Wciąż trwa debata nad udzieleniem wotum dla prezydenta Lublina. Jak powiedział Krzysztof Żuk, miniony rok zdominowała w głównej mierze wojna w Ukrainie i konieczność pomocy uchodźcom.
– Oceniamy – według informacji od wojewody – że ponad 2 mln uchodźców zatrzymało się w Lublinie przejazdem, a około 165 tysięcy spędziło w mieście jedną lub więcej nocy – mówił prezydent Żuk. – W momencie największego napływu uchodźców w Lublinie było blisko 70 tys. ukraińskich obywateli. Dzisiaj szacujemy, że w Lublinie nadal jest ok. 30-40 tys. uchodźców, którzy najczęściej nie mają gdzie wrócić, bo to są uchodźcy ze wschodnich miast Ukrainy, objętych dalej działaniami wojennymi i na dodatek w znacznym stopniu zniszczonych, tak jak Charków.
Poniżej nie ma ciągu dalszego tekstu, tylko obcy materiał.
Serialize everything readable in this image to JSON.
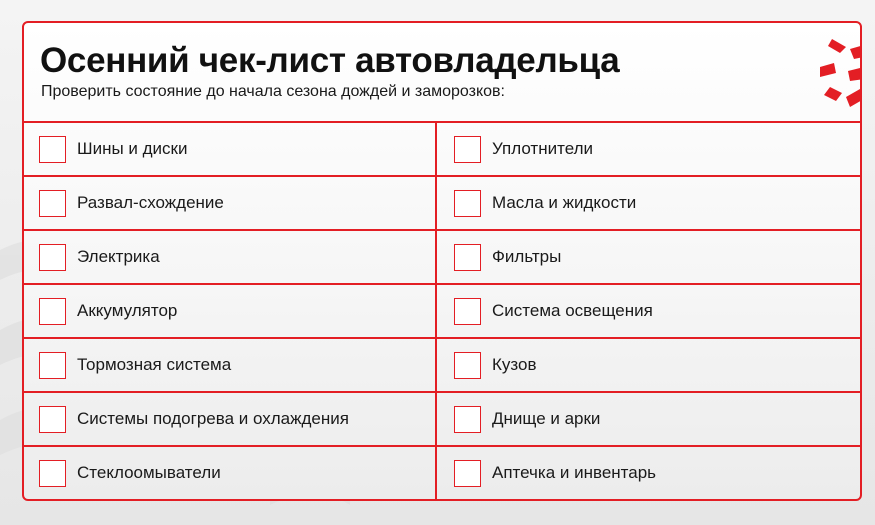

Podczas sesji rady miasta i dyskusji nad wotum zaufania dla prezydenta Krzysztofa Żuka do głosu dopuszczeni zostali mieszkańcy.
– Najgorzej jest być uchodźcą, najgorzej jest być obcym – mówiła Oksana Chorna, która wraz z rodziną uciekła do Lublina przed wojną na Ukrainie.
– Ja i moje troje dzieci znaleźliśmy schronienie i pomoc w Lublinie, który stał się dla nas i moich rodaków drugim domem – dodała Oksana Chorna. – Ukraińcy, w tym ukraińskie dzieci, odzyskują wiarę i siły. Otworzyliście dla nas swoje domy i serca. Każdy Polak jest dla nas osobą z wielkim sercem.
Radni zajmą się następnie wykonaniem budżetu oraz sprawozdania finansowego i udzieleniem absolutorium. Sesja trwa w lubelskim ratuszu.